Aregay Mehreteab, Shkedy Ziv, Molenberghs Geert, David Marie-Pierre, Tibaldi Fabián
a I-BioStat, Katholieke Universiteit Leuven , Leuven , Belgium.
J Biopharm Stat. 2013;23(6):1228-48. doi: 10.1080/10543406.2013.834917.
In infectious diseases, it is important to predict the long-term persistence of vaccine-induced antibodies and to estimate the time points where the individual titers are below the threshold value for protection. This article focuses on HPV-16/18, and uses a so-called fractional-polynomial model to this effect, derived in a data-driven fashion. Initially, model selection was done from among the second- and first-order fractional polynomials on the one hand and from the linear mixed model on the other. According to a functional selection procedure, the first-order fractional polynomial was selected. Apart from the fractional polynomial model, we also fitted a power-law model, which is a special case of the fractional polynomial model. Both models were compared using Akaike's information criterion. Over the observation period, the fractional polynomials fitted the data better than the power-law model; this, of course, does not imply that it fits best over the long run, and hence, caution ought to be used when prediction is of interest. Therefore, we point out that the persistence of the anti-HPV responses induced by these vaccines can only be ascertained empirically by long-term follow-up analysis.

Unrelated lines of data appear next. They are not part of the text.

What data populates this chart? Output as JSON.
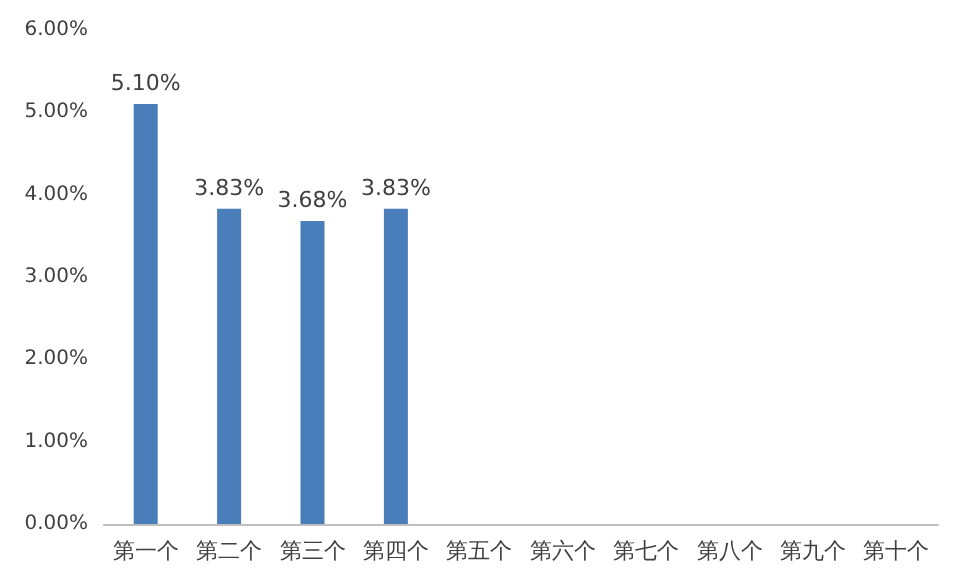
{
  "chart_data": {
    "type": "bar",
    "categories": [
      "第一个",
      "第二个",
      "第三个",
      "第四个",
      "第五个",
      "第六个",
      "第七个",
      "第八个",
      "第九个",
      "第十个"
    ],
    "values": [
      5.1,
      3.83,
      3.68,
      3.83,
      null,
      null,
      null,
      null,
      null,
      null
    ],
    "value_labels": [
      "5.10%",
      "3.83%",
      "3.68%",
      "3.83%",
      null,
      null,
      null,
      null,
      null,
      null
    ],
    "color": "#4a7ebb",
    "ylim": [
      0,
      6
    ],
    "yticks": [
      {
        "value": 0,
        "label": "0.00%"
      },
      {
        "value": 1,
        "label": "1.00%"
      },
      {
        "value": 2,
        "label": "2.00%"
      },
      {
        "value": 3,
        "label": "3.00%"
      },
      {
        "value": 4,
        "label": "4.00%"
      },
      {
        "value": 5,
        "label": "5.00%"
      },
      {
        "value": 6,
        "label": "6.00%"
      }
    ],
    "grid": false
  }
}
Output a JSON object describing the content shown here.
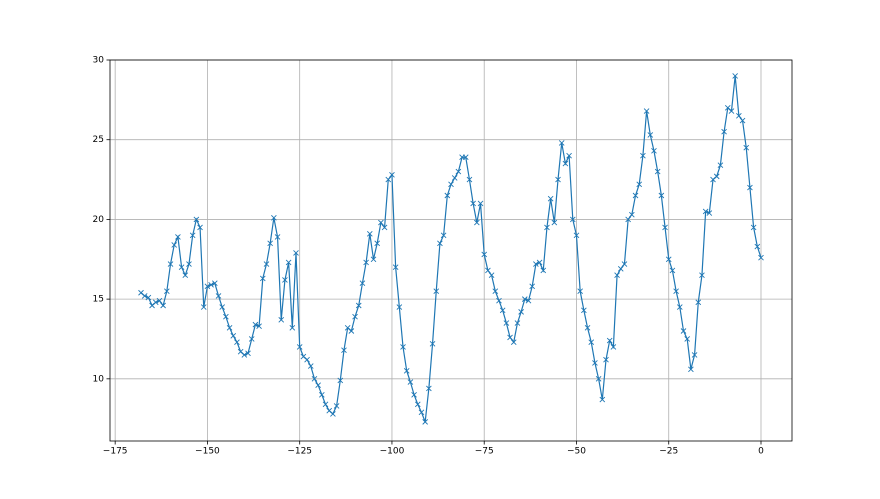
{
  "chart_data": {
    "type": "line",
    "marker": "x",
    "color": "#1f77b4",
    "grid": true,
    "xlim": [
      -176.4,
      8.4
    ],
    "ylim": [
      6.1,
      30
    ],
    "xticks": [
      {
        "value": -175,
        "label": "−175"
      },
      {
        "value": -150,
        "label": "−150"
      },
      {
        "value": -125,
        "label": "−125"
      },
      {
        "value": -100,
        "label": "−100"
      },
      {
        "value": -75,
        "label": "−75"
      },
      {
        "value": -50,
        "label": "−50"
      },
      {
        "value": -25,
        "label": "−25"
      },
      0
    ],
    "yticks": [
      10,
      15,
      20,
      25,
      30
    ],
    "x": [
      -168,
      -167,
      -166,
      -165,
      -164,
      -163,
      -162,
      -161,
      -160,
      -159,
      -158,
      -157,
      -156,
      -155,
      -154,
      -153,
      -152,
      -151,
      -150,
      -149,
      -148,
      -147,
      -146,
      -145,
      -144,
      -143,
      -142,
      -141,
      -140,
      -139,
      -138,
      -137,
      -136,
      -135,
      -134,
      -133,
      -132,
      -131,
      -130,
      -129,
      -128,
      -127,
      -126,
      -125,
      -124,
      -123,
      -122,
      -121,
      -120,
      -119,
      -118,
      -117,
      -116,
      -115,
      -114,
      -113,
      -112,
      -111,
      -110,
      -109,
      -108,
      -107,
      -106,
      -105,
      -104,
      -103,
      -102,
      -101,
      -100,
      -99,
      -98,
      -97,
      -96,
      -95,
      -94,
      -93,
      -92,
      -91,
      -90,
      -89,
      -88,
      -87,
      -86,
      -85,
      -84,
      -83,
      -82,
      -81,
      -80,
      -79,
      -78,
      -77,
      -76,
      -75,
      -74,
      -73,
      -72,
      -71,
      -70,
      -69,
      -68,
      -67,
      -66,
      -65,
      -64,
      -63,
      -62,
      -61,
      -60,
      -59,
      -58,
      -57,
      -56,
      -55,
      -54,
      -53,
      -52,
      -51,
      -50,
      -49,
      -48,
      -47,
      -46,
      -45,
      -44,
      -43,
      -42,
      -41,
      -40,
      -39,
      -38,
      -37,
      -36,
      -35,
      -34,
      -33,
      -32,
      -31,
      -30,
      -29,
      -28,
      -27,
      -26,
      -25,
      -24,
      -23,
      -22,
      -21,
      -20,
      -19,
      -18,
      -17,
      -16,
      -15,
      -14,
      -13,
      -12,
      -11,
      -10,
      -9,
      -8,
      -7,
      -6,
      -5,
      -4,
      -3,
      -2,
      -1,
      0
    ],
    "values": [
      15.4,
      15.2,
      15.1,
      14.6,
      14.8,
      14.9,
      14.6,
      15.5,
      17.2,
      18.4,
      18.9,
      17.0,
      16.5,
      17.2,
      19.0,
      20.0,
      19.5,
      14.5,
      15.8,
      15.9,
      16.0,
      15.2,
      14.5,
      13.9,
      13.2,
      12.7,
      12.3,
      11.7,
      11.5,
      11.6,
      12.5,
      13.4,
      13.3,
      16.3,
      17.2,
      18.5,
      20.1,
      18.9,
      13.7,
      16.2,
      17.3,
      13.2,
      17.9,
      12.0,
      11.4,
      11.2,
      10.8,
      10.0,
      9.6,
      9.0,
      8.4,
      8.0,
      7.8,
      8.3,
      9.9,
      11.8,
      13.2,
      13.0,
      13.9,
      14.6,
      16.0,
      17.3,
      19.1,
      17.5,
      18.5,
      19.8,
      19.5,
      22.5,
      22.8,
      17.0,
      14.5,
      12.0,
      10.5,
      9.8,
      9.0,
      8.4,
      7.9,
      7.3,
      9.4,
      12.2,
      15.5,
      18.5,
      19.0,
      21.5,
      22.2,
      22.6,
      23.0,
      23.9,
      23.9,
      22.5,
      21.0,
      19.8,
      21.0,
      17.8,
      16.8,
      16.5,
      15.5,
      14.9,
      14.3,
      13.5,
      12.6,
      12.3,
      13.5,
      14.2,
      15.0,
      14.9,
      15.8,
      17.2,
      17.3,
      16.8,
      19.5,
      21.3,
      19.8,
      22.5,
      24.8,
      23.5,
      24.0,
      20.0,
      19.0,
      15.5,
      14.3,
      13.2,
      12.3,
      11.0,
      10.0,
      8.7,
      11.2,
      12.4,
      12.0,
      16.5,
      16.9,
      17.2,
      20.0,
      20.3,
      21.5,
      22.2,
      24.0,
      26.8,
      25.3,
      24.3,
      23.0,
      21.5,
      19.5,
      17.5,
      16.8,
      15.5,
      14.5,
      13.0,
      12.5,
      10.6,
      11.5,
      14.8,
      16.5,
      20.5,
      20.4,
      22.5,
      22.7,
      23.4,
      25.5,
      27.0,
      26.8,
      29.0,
      26.5,
      26.2,
      24.5,
      22.0,
      19.5,
      18.3,
      17.6
    ]
  }
}
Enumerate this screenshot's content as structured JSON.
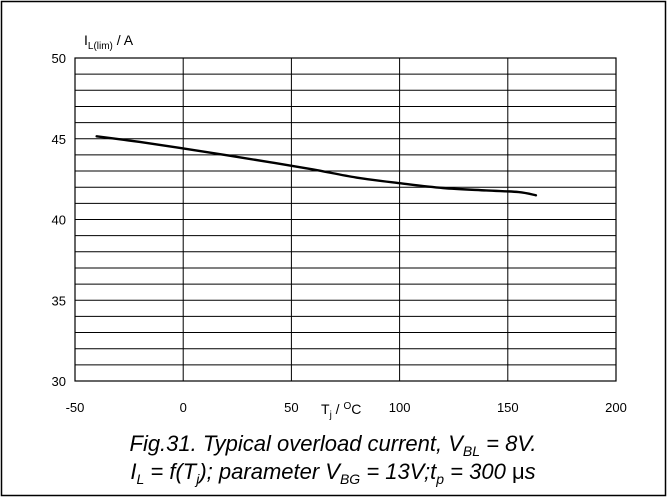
{
  "chart_data": {
    "type": "line",
    "title": "",
    "ylabel": {
      "main": "I",
      "sub": "L(lim)",
      "rest": " / A"
    },
    "xlabel": {
      "main": "T",
      "sub": "j",
      "mid": " / ",
      "sup": "O",
      "rest": "C"
    },
    "xlim": [
      -50,
      200
    ],
    "ylim": [
      30,
      50
    ],
    "x_ticks": [
      "-50",
      "0",
      "50",
      "100",
      "150",
      "200"
    ],
    "y_ticks": [
      "30",
      "35",
      "40",
      "45",
      "50"
    ],
    "x_grid_step": 50,
    "y_grid_step": 1,
    "grid": true,
    "series": [
      {
        "x": [
          -40,
          -20,
          0,
          20,
          40,
          60,
          80,
          100,
          120,
          140,
          155,
          163
        ],
        "y": [
          45.15,
          44.8,
          44.4,
          43.98,
          43.55,
          43.1,
          42.6,
          42.25,
          41.95,
          41.8,
          41.7,
          41.5
        ]
      }
    ]
  },
  "caption": {
    "line1": {
      "a": "Fig.31.   Typical overload current, V",
      "sub": "BL",
      "b": " = 8V."
    },
    "line2": {
      "a": "I",
      "sub1": "L",
      "b": " = f(T",
      "sub2": "j",
      "c": "); parameter V",
      "sub3": "BG",
      "d": " = 13V;t",
      "sub4": "p",
      "e": " = 300 ",
      "mu": "μ",
      "f": "s"
    }
  }
}
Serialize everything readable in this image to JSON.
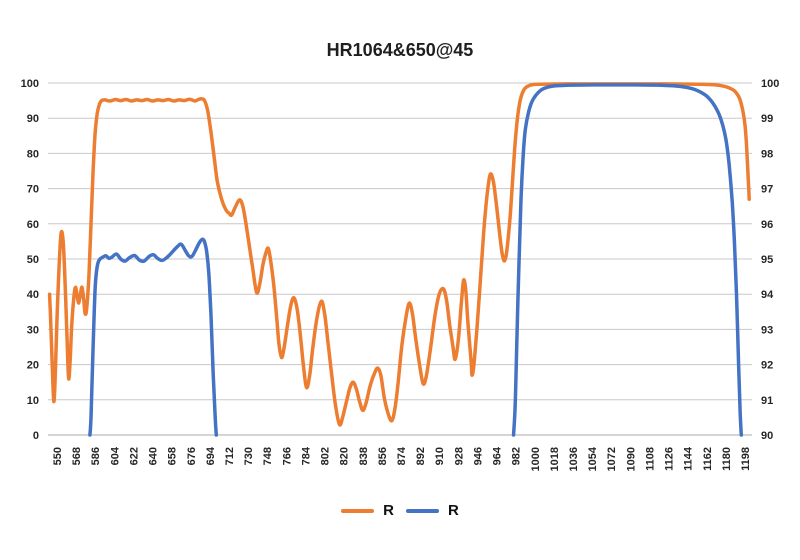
{
  "chart_data": {
    "type": "line",
    "title": "HR1064&650@45",
    "xlabel": "",
    "ylabel": "",
    "grid": true,
    "legend_position": "bottom",
    "background": "#FFFFFF",
    "gridline_color": "#C9C9C9",
    "axis_line_color": "#ABABAB",
    "tick_text_color": "#262626",
    "x_tick_labels": [
      "550",
      "568",
      "586",
      "604",
      "622",
      "640",
      "658",
      "676",
      "694",
      "712",
      "730",
      "748",
      "766",
      "784",
      "802",
      "820",
      "838",
      "856",
      "874",
      "892",
      "910",
      "928",
      "946",
      "964",
      "982",
      "1000",
      "1018",
      "1036",
      "1054",
      "1072",
      "1090",
      "1108",
      "1126",
      "1144",
      "1162",
      "1180",
      "1198"
    ],
    "left_axis": {
      "min": 0,
      "max": 100,
      "ticks": [
        "0",
        "10",
        "20",
        "30",
        "40",
        "50",
        "60",
        "70",
        "80",
        "90",
        "100"
      ]
    },
    "right_axis": {
      "min": 90,
      "max": 100,
      "ticks": [
        "90",
        "91",
        "92",
        "93",
        "94",
        "95",
        "96",
        "97",
        "98",
        "99",
        "100"
      ]
    },
    "legend": [
      {
        "label": "R",
        "color": "#ED7D31"
      },
      {
        "label": "R",
        "color": "#4472C4"
      }
    ],
    "series": [
      {
        "name": "R",
        "color": "#ED7D31",
        "width": 3.5,
        "segments": [
          [
            [
              543,
              40
            ],
            [
              544,
              33
            ],
            [
              545.5,
              20
            ],
            [
              547,
              9.5
            ],
            [
              548.5,
              18
            ],
            [
              550,
              33
            ],
            [
              552,
              48
            ],
            [
              554,
              57.5
            ],
            [
              556,
              54
            ],
            [
              558,
              40
            ],
            [
              559.5,
              27
            ],
            [
              561,
              16
            ],
            [
              562.5,
              22
            ],
            [
              564,
              32
            ],
            [
              566,
              39.5
            ],
            [
              567.5,
              42
            ],
            [
              569,
              39.5
            ],
            [
              570.5,
              37.5
            ],
            [
              572,
              40
            ],
            [
              573.5,
              42
            ],
            [
              575,
              39
            ],
            [
              576.5,
              34.5
            ],
            [
              578,
              36
            ],
            [
              580,
              45
            ],
            [
              582,
              60
            ],
            [
              584,
              75
            ],
            [
              586,
              86
            ],
            [
              588,
              91.5
            ],
            [
              590,
              94
            ],
            [
              592,
              95
            ],
            [
              595,
              95.2
            ],
            [
              600,
              94.9
            ],
            [
              605,
              95.3
            ],
            [
              610,
              95.0
            ],
            [
              615,
              95.3
            ],
            [
              620,
              94.9
            ],
            [
              625,
              95.2
            ],
            [
              630,
              95.0
            ],
            [
              635,
              95.3
            ],
            [
              640,
              94.9
            ],
            [
              645,
              95.2
            ],
            [
              650,
              95.0
            ],
            [
              655,
              95.3
            ],
            [
              660,
              94.9
            ],
            [
              665,
              95.2
            ],
            [
              670,
              95.0
            ],
            [
              675,
              95.4
            ],
            [
              680,
              94.9
            ],
            [
              683,
              95.3
            ],
            [
              686,
              95.5
            ],
            [
              689,
              95.0
            ],
            [
              692,
              92
            ],
            [
              695,
              86
            ],
            [
              698,
              79
            ],
            [
              701,
              72
            ],
            [
              705,
              67
            ],
            [
              709,
              64
            ],
            [
              712,
              63
            ],
            [
              714.5,
              62.5
            ],
            [
              718,
              64.8
            ],
            [
              722,
              66.8
            ],
            [
              725,
              65
            ],
            [
              728,
              60
            ],
            [
              731,
              54
            ],
            [
              734,
              48
            ],
            [
              738,
              40.5
            ],
            [
              741,
              43
            ],
            [
              744,
              48.5
            ],
            [
              747,
              52
            ],
            [
              749,
              53
            ],
            [
              751,
              50
            ],
            [
              754,
              43
            ],
            [
              757,
              33
            ],
            [
              759,
              26
            ],
            [
              761.5,
              22
            ],
            [
              764,
              25
            ],
            [
              767,
              31
            ],
            [
              770,
              36.5
            ],
            [
              773,
              39
            ],
            [
              776,
              36
            ],
            [
              779,
              29
            ],
            [
              782,
              20
            ],
            [
              785,
              13.5
            ],
            [
              788,
              17
            ],
            [
              791,
              25
            ],
            [
              795,
              33.5
            ],
            [
              799,
              38
            ],
            [
              802,
              34.5
            ],
            [
              805,
              27
            ],
            [
              808,
              19
            ],
            [
              812,
              9
            ],
            [
              816,
              3
            ],
            [
              819,
              5
            ],
            [
              823,
              10
            ],
            [
              826,
              13.5
            ],
            [
              829,
              15
            ],
            [
              832,
              13
            ],
            [
              835,
              9.5
            ],
            [
              838,
              7
            ],
            [
              841,
              9
            ],
            [
              845,
              14
            ],
            [
              849,
              17.5
            ],
            [
              852,
              19
            ],
            [
              855,
              17
            ],
            [
              858,
              11
            ],
            [
              861,
              7
            ],
            [
              865,
              4
            ],
            [
              868,
              7
            ],
            [
              871,
              14
            ],
            [
              875,
              26
            ],
            [
              879,
              34
            ],
            [
              882,
              37.5
            ],
            [
              885,
              34
            ],
            [
              888,
              27
            ],
            [
              892,
              19
            ],
            [
              895,
              14.5
            ],
            [
              898,
              17
            ],
            [
              902,
              25
            ],
            [
              906,
              34
            ],
            [
              910,
              40
            ],
            [
              914,
              41.5
            ],
            [
              917,
              38
            ],
            [
              920,
              31
            ],
            [
              923,
              25
            ],
            [
              925,
              21.5
            ],
            [
              928,
              27
            ],
            [
              931,
              38
            ],
            [
              933,
              44
            ],
            [
              935,
              41
            ],
            [
              937,
              32
            ],
            [
              940,
              21
            ],
            [
              941,
              17
            ],
            [
              943,
              21
            ],
            [
              946,
              32
            ],
            [
              949,
              45
            ],
            [
              952,
              58
            ],
            [
              955,
              68
            ],
            [
              958,
              74
            ],
            [
              961,
              72
            ],
            [
              964,
              65
            ],
            [
              967,
              57
            ],
            [
              969,
              52
            ],
            [
              971,
              49.5
            ],
            [
              973,
              51
            ],
            [
              975,
              56
            ],
            [
              977,
              63
            ],
            [
              979,
              72
            ],
            [
              981,
              81
            ],
            [
              983,
              88
            ],
            [
              985,
              93
            ],
            [
              987,
              96
            ],
            [
              990,
              98.2
            ],
            [
              993,
              99
            ],
            [
              996,
              99.4
            ],
            [
              1000,
              99.6
            ],
            [
              1010,
              99.7
            ],
            [
              1030,
              99.75
            ],
            [
              1060,
              99.75
            ],
            [
              1090,
              99.75
            ],
            [
              1120,
              99.75
            ],
            [
              1145,
              99.7
            ],
            [
              1160,
              99.6
            ],
            [
              1170,
              99.45
            ],
            [
              1178,
              99.1
            ],
            [
              1184,
              98.5
            ],
            [
              1189,
              97.5
            ],
            [
              1193,
              95.5
            ],
            [
              1196,
              92
            ],
            [
              1198,
              88
            ],
            [
              1199.5,
              82
            ],
            [
              1201,
              73
            ],
            [
              1202,
              67
            ]
          ]
        ]
      },
      {
        "name": "R",
        "color": "#4472C4",
        "width": 3.5,
        "segments": [
          [
            [
              581,
              0
            ],
            [
              582,
              5
            ],
            [
              584,
              25
            ],
            [
              586,
              42
            ],
            [
              588,
              48
            ],
            [
              590,
              49.8
            ],
            [
              593,
              50.5
            ],
            [
              596,
              50.9
            ],
            [
              599,
              50.2
            ],
            [
              602,
              50.6
            ],
            [
              606,
              51.4
            ],
            [
              610,
              50.0
            ],
            [
              614,
              49.4
            ],
            [
              618,
              50.3
            ],
            [
              623,
              51.0
            ],
            [
              628,
              49.6
            ],
            [
              632,
              49.4
            ],
            [
              637,
              50.8
            ],
            [
              641,
              51.2
            ],
            [
              645,
              50.1
            ],
            [
              649,
              49.6
            ],
            [
              653,
              50.3
            ],
            [
              658,
              51.8
            ],
            [
              663,
              53.4
            ],
            [
              667,
              54.2
            ],
            [
              671,
              52.3
            ],
            [
              674,
              50.9
            ],
            [
              677,
              50.7
            ],
            [
              680,
              52.2
            ],
            [
              684,
              54.6
            ],
            [
              687,
              55.6
            ],
            [
              689,
              54.8
            ],
            [
              691,
              52
            ],
            [
              693,
              46
            ],
            [
              695,
              34
            ],
            [
              697,
              18
            ],
            [
              699,
              5
            ],
            [
              700,
              0
            ]
          ],
          [
            [
              980,
              0
            ],
            [
              981.5,
              8
            ],
            [
              983,
              25
            ],
            [
              985,
              48
            ],
            [
              987,
              67
            ],
            [
              989,
              79
            ],
            [
              991,
              86.5
            ],
            [
              994,
              91.5
            ],
            [
              997,
              94.5
            ],
            [
              1001,
              96.5
            ],
            [
              1006,
              98
            ],
            [
              1012,
              98.8
            ],
            [
              1020,
              99.2
            ],
            [
              1035,
              99.4
            ],
            [
              1055,
              99.45
            ],
            [
              1075,
              99.45
            ],
            [
              1095,
              99.45
            ],
            [
              1115,
              99.4
            ],
            [
              1130,
              99.2
            ],
            [
              1140,
              98.9
            ],
            [
              1148,
              98.4
            ],
            [
              1155,
              97.6
            ],
            [
              1161,
              96.5
            ],
            [
              1166,
              95
            ],
            [
              1170,
              93.2
            ],
            [
              1174,
              90.8
            ],
            [
              1177,
              88
            ],
            [
              1180,
              84
            ],
            [
              1183,
              77
            ],
            [
              1186,
              66
            ],
            [
              1188,
              55
            ],
            [
              1190,
              40
            ],
            [
              1192,
              20
            ],
            [
              1193.5,
              6
            ],
            [
              1194.5,
              0
            ]
          ]
        ]
      }
    ]
  }
}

在传染病领域,预测疫苗诱导抗体的长期持久性并估计个体滴度低于保护阈值的时间点非常重要。本文聚焦于HPV - 16/18,并为此使用了一种以数据驱动方式推导的所谓分数多项式模型。最初,模型选择一方面在二阶和一阶分数多项式之间进行,另一方面在线性混合模型之间进行。根据功能选择程序,选择了一阶分数多项式。除了分数多项式模型,我们还拟合了一个幂律模型,它是分数多项式模型的一个特殊情况。使用赤池信息准则对这两个模型进行了比较。在观察期内,分数多项式比幂律模型更能拟合数据;当然,这并不意味着从长远来看它拟合得最好,因此,当涉及预测时应谨慎使用。所以,我们指出这些疫苗诱导的抗HPV反应的持久性只能通过长期随访分析凭经验确定。